In this poem Hughes makes a series of questions, of
transcendetal questions that seem to have no answer in the real touchable
world, questions that will only find one answer: DEATH. Here we see how
obsessed the mind of a person can be by the repetition of the linguistic
structures, the same than in Poe’s poem. Death is one of the keys to understand
Hughes’ poetry. With these questions he transforms death as the most powerful
being in this world. It is stronger than any kind of feeling:
3 hope, 4 will, 5 love, 6 life.
This way he deletes humanity as independent thinking
subjects. He gives all the power to
Death. He was so fearful so afraid of that unknown element, and his fear was
justified by those tragic events named below.

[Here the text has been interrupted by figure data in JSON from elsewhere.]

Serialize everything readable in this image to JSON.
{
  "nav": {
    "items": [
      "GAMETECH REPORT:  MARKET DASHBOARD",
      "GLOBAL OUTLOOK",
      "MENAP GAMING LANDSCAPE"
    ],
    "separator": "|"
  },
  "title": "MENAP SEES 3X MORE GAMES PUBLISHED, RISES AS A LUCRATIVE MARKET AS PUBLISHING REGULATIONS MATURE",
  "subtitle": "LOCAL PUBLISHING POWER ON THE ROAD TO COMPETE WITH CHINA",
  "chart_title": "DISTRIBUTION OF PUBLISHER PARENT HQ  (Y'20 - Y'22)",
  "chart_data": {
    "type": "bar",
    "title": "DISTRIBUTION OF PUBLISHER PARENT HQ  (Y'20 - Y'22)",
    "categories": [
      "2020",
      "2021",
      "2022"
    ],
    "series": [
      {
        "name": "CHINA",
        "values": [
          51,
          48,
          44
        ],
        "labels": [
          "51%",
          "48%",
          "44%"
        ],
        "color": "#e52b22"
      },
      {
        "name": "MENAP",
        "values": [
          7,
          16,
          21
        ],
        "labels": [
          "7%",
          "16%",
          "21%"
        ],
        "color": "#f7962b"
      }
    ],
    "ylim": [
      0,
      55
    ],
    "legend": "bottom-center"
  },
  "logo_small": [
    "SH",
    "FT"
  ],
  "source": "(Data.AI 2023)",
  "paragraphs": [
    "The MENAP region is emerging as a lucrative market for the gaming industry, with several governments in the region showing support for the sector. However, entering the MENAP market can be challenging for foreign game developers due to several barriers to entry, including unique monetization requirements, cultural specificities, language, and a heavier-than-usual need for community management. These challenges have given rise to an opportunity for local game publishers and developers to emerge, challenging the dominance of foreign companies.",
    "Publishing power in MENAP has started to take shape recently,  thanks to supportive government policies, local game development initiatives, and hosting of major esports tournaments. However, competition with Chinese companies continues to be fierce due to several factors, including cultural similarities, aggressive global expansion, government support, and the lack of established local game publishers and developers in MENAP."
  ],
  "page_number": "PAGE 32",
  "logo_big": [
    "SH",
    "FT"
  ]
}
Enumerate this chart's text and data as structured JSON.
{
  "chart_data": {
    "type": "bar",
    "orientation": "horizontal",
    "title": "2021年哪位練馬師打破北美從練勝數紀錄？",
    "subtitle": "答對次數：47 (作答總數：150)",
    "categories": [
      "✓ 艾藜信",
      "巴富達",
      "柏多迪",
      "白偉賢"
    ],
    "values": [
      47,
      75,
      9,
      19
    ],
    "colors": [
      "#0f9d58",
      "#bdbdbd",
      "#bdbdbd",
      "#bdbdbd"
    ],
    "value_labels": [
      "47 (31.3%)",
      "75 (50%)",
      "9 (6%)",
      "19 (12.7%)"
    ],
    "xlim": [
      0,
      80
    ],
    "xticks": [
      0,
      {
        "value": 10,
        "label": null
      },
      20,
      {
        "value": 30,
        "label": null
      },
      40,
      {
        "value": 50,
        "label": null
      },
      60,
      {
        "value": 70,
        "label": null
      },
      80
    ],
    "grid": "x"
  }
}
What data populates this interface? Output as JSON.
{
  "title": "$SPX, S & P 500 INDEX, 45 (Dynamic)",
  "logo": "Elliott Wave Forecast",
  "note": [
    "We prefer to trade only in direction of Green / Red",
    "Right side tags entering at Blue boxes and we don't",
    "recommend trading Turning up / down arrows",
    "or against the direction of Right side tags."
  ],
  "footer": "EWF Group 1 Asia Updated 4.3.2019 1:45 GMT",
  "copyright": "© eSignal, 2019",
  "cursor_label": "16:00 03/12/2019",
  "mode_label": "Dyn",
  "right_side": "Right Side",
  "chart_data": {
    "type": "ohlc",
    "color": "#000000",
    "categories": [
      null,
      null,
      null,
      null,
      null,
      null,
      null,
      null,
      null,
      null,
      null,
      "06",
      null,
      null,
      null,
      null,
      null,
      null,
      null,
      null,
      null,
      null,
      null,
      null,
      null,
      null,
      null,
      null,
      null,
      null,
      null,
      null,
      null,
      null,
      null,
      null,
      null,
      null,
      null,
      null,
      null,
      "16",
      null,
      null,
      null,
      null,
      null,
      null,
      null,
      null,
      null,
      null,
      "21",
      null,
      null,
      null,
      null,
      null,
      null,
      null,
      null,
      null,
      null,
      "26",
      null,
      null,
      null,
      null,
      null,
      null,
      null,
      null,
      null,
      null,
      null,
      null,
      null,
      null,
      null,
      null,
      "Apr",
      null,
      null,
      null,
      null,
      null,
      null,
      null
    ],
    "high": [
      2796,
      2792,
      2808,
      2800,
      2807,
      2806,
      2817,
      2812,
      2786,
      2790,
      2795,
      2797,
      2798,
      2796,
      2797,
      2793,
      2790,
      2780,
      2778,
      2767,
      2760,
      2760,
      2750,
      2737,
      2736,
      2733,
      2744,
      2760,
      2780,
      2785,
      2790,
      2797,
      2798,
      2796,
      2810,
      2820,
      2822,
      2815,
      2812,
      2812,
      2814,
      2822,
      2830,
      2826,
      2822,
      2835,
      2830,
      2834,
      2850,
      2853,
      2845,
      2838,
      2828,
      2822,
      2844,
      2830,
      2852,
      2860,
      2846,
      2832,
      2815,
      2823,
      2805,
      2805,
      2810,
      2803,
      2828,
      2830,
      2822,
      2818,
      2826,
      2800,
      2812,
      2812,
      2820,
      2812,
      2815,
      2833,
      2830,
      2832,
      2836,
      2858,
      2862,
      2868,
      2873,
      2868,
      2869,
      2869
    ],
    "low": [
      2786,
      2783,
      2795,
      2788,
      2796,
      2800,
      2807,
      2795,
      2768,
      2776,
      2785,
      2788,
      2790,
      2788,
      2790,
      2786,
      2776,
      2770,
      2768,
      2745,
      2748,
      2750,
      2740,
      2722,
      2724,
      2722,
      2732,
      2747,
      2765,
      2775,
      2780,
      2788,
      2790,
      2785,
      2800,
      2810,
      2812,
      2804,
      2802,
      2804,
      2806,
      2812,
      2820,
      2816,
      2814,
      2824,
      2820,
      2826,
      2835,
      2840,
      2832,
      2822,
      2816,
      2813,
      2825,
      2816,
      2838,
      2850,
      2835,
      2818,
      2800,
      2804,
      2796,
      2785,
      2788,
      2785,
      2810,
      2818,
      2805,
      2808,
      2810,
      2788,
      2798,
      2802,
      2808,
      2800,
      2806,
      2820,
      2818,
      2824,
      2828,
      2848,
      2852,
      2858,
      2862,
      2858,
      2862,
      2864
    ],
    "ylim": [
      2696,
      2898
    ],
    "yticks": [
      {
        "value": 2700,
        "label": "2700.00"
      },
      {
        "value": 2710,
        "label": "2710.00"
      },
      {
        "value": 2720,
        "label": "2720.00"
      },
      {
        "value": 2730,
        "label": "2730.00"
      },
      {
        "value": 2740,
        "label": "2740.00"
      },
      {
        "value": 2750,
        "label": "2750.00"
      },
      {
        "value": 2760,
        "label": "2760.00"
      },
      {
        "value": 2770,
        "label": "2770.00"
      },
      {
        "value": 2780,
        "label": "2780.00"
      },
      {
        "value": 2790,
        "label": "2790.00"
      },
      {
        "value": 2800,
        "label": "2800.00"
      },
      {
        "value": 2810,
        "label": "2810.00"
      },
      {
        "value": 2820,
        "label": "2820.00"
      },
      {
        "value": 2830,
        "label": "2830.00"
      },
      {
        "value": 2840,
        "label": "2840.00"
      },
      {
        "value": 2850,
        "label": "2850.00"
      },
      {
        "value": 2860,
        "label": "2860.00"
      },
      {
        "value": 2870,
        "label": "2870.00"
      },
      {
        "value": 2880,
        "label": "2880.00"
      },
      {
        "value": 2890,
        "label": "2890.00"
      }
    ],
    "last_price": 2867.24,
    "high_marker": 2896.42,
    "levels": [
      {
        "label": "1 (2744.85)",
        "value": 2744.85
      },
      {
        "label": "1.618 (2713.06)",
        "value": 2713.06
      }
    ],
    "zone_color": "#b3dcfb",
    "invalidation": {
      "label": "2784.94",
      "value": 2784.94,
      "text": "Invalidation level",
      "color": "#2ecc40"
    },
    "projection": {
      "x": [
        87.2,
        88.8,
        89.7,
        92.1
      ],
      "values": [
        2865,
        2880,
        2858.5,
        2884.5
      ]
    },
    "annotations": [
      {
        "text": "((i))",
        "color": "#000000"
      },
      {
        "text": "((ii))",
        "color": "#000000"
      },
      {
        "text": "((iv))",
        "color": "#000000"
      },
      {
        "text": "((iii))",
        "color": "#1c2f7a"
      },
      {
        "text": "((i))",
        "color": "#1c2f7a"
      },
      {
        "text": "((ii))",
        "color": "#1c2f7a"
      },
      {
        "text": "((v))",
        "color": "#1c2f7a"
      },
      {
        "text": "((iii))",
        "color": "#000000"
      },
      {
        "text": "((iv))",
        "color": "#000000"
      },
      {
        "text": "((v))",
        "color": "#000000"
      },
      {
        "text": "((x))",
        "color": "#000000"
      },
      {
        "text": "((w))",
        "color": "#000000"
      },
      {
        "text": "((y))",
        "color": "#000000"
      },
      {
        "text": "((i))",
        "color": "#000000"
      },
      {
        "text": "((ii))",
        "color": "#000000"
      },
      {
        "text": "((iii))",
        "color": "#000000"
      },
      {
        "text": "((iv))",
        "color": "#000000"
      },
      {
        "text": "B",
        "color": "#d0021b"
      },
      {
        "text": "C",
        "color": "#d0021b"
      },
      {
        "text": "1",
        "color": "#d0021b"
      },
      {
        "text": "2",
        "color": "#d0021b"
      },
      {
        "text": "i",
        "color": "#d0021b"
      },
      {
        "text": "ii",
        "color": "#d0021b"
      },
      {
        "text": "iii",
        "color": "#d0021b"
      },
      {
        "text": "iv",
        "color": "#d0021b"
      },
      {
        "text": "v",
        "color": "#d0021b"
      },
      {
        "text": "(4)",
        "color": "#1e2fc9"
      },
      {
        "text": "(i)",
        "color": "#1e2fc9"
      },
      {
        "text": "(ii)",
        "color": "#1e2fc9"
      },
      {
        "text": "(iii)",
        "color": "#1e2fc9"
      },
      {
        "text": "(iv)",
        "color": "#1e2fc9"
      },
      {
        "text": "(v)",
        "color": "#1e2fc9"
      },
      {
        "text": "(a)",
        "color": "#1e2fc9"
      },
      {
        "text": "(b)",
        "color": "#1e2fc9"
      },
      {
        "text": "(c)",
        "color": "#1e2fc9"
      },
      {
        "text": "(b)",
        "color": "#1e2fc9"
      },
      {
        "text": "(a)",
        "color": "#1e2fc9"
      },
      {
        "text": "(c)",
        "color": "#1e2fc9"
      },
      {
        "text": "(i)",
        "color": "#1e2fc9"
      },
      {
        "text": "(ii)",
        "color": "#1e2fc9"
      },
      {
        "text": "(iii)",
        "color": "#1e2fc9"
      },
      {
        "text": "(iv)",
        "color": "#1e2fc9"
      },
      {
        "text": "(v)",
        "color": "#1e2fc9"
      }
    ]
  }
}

Making reference to the real world in the two first
verses, “earth and space”, death becomes the owner of the natural elements,
nature is under his control. Another important aspect we can take from his poem
is that he has a very symbolic and mythological view of Death. He sees it as a
strong powerful element that is present through out all of his life.
“Ted Hughes ‘ Crow presents an alternative theological
paradigm that rescues certain elements of Being- in particular the femenine and
the demonic- often repressed within the Christian tradition.” OXFORD JOURNALS.
The only character that can face Death is the Crow,
which is more powerful and stronger. The Crow is a symbol which is between the
world of the living and the dead, that is why it is the owner of the two
worlds.
In co0ntrast to this, Sylvia Plath had a different
view of Death. The poem chosen for analysis is Death. After reading this poem,
the reader gets a feeling of solitude, some kind of loneliness. It is a sad
vision of dead people who fight no more, who have ended their own way in the world.
The semantic field of the poem is clearly related to
that pessimistic vision of death: 2 couched, 4 lulled, 7 blunder, 7 bed, 9
cradled, … this fills the mind of the reader with passivity, rest, like an
unacoidable end.
But the most important word is 8 Oblivion. Plath sees
Death as the end of thought, and the eternal oblivion, a very sad vision if we
take into account that she ends her lifeby commiting suicide. This bitterness
is expressed in all of her poetry.
But not only oblivion is important in the poem. “Plath
has been considered a deeply honest witer, whose ceaseless self-security has
given an unique point of view to
psychological disorder and to the theme of the feminist-martyr in a patriarchal
society”
In verse 5 we read :”they want no proud paternal
kingdom to come” making direct reference to mthe paternal figure and stating
that, even in life after death, they don’t want to be in the hands of the
masculine symbols and rules.
This way Plath links two basic themes in her poetry as
in her life, which are Death and Feminism. She was one of the first female
poets which got fame during her lifetime as a writer.
The point here is that she evokes Death by describing
an image of dead men, going to lie, to rest, as defeated men who are going to
end in oblivionj, who will be forgotten in time. It is a very sad end, nothing
to do with Hughes’ description of Death, as an almighty being that is beyond
human forces, beyond the natural world. It is a power which is stronger than
anything, than anyone, except for the figure of the Crow, an in-between animal
which observes this world, and the other.
While one writes a very sad expression of her most
intimate feelings and fears, advocating the expected solitude of the dead
bodies travelling to rest in total oblivion, the other one raises the power of
that fundamental and so important element in everyone’s life, which is Death.